In questi giorni al Teatro alla Scala di Milano (repliche fino al 6 giugno) sono in scena i due soli cimenti lirici di Maurice Ravel, due gioielli della musica novecentesca: l’opera in un atto L’Heure espagnole (1904) e la fantasia lirica in due parti L’Enfant et les sortilèges (1924). La produzione è quella allo stesso tempo descrittiva, ingegnosa e squisita del Glyndebourne Festival, con regia e costumi di Laurent Pelly, scene di Caroline Ginet, Florence Evrard e Barbara de Limburg, luci di Joël Adam. La direzione è quella precisa e briosa di Marc Minkowski.
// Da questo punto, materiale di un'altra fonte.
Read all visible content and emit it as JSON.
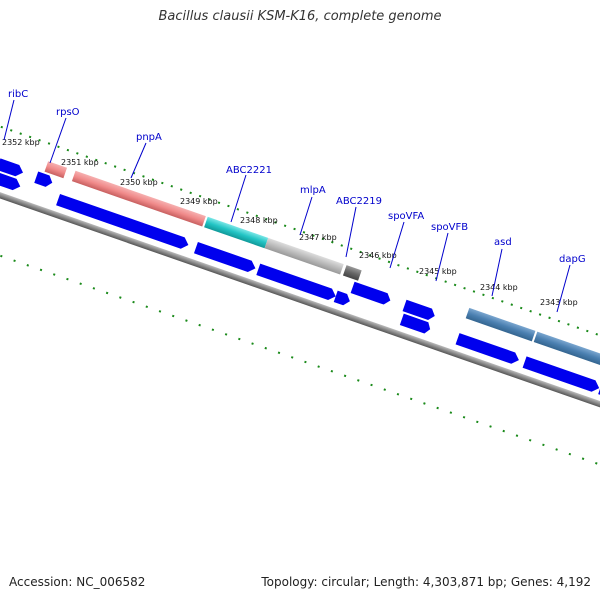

Nel cast di cantanti-attori, tutti prodighi di energia e freschezza, spiccano Stéphanie D’Oustrac, Jean-Luc Ballestra, Jean-Paul Fouchécourt, Marianne Crebassa, Armelle Khourdoian e Anna Devin.

 

 

L’Heure espagnole è una pièce brillante e licenziosa, articolata in un’introduzione orchestrale, ventuno scene e un quintetto conclusivo: nella bottega di un orologiaio della Toledo del XVIII secolo, la bella Concepcion, approfittando dell’assenza del marito, armeggia coi suoi pretendenti. Sebbene non manchino spunti melodici, l’opera ha scarse aperture cantabili o ariose ed è composta nello stile recitativo e quasi parlante dell’opera buffa italiana. Al riparo dal realismo psicologico del teatro verista fin de siècle, i personaggi agiscono come marionette, automi che incarnano cliché della tradizione comica (il marito vecchio e babbeo, la moglie giovane, bella e astuta, il poeta vanaglorioso, il villano prestante ecc.), ciascuno con una vocalità caratteristica e ben differenziata (si pensi ad esempio ai vocalizzi caricaturali del poeta Gonzalve, che richiamano l’antico canto di coloratura italiano, o ai motivi spagnoleggianti del mulattiere Ramiro).

 

 

La partitura mescola i suoni tradizionali di un’orchestra sinfonica di grandi dimensioni con rumori sommessi e suonerie di orologi, richiami di uccelli meccanici, bassi ronzanti, rintocchi di campane ecc., seguendo un principio «divisionista», che fraziona i solisti e l’organico in sezioni, rivelando il lavoro di cesello di Ravel.
Travolgente il quintetto finale su ritmo di habanera, in cui i personaggi si presentano tutti insieme al proscenio e si congedano dal pubblico intonando, con un’(auto)ironia simile a quella della fuga finale («Tutto nel mondo è burla») di Falstaff di Giuseppe Verdi, la morale della storia.

 

 

L’Enfant et les sortilèges è una sorta di racconto coreografico di impianto onirico nato da un’idea della scrittrice Colette, autrice del libretto: gli oggetti di una casa si animano contro un bambino capriccioso e cattivo (come accadrà ne La bella e la bestia di Disney). Le scelte formali di Ravel sono fantasiose e a tratti bizzarre: così la Poltrona in stile Luigi XV canta un minuetto, la Teiera e la Tazza un duetto in stile fox-trot, le Pastorelle un lamento rococò, i Gatti un duetto onomatopeico su un clair de lune che fa il verso a Debussy, le Libellule un valzer, mentre gli animali una polifonia seriosa.

 

 

Anche la scrittura vocale è eterogenea, spaziando tra il recitativo declamato e la melodia arcaizzante, tra il song all’americana e i vocalizzi melismatici del Fuoco, tra le inflessioni sentimentali della Principessa delle fiabe e le figure del più tipico stile buffo degli arredi. Gli strumenti tradizionali sono accompagnati da strumenti rari come il flauto di loto e la celesta, e da congegni strambi come la grattugia per il formaggio, i crotali, la frusta, la raganella a manovella, un ceppo di legno, la macchina del vento, assecondando un’inventiva coloristica senza precedenti.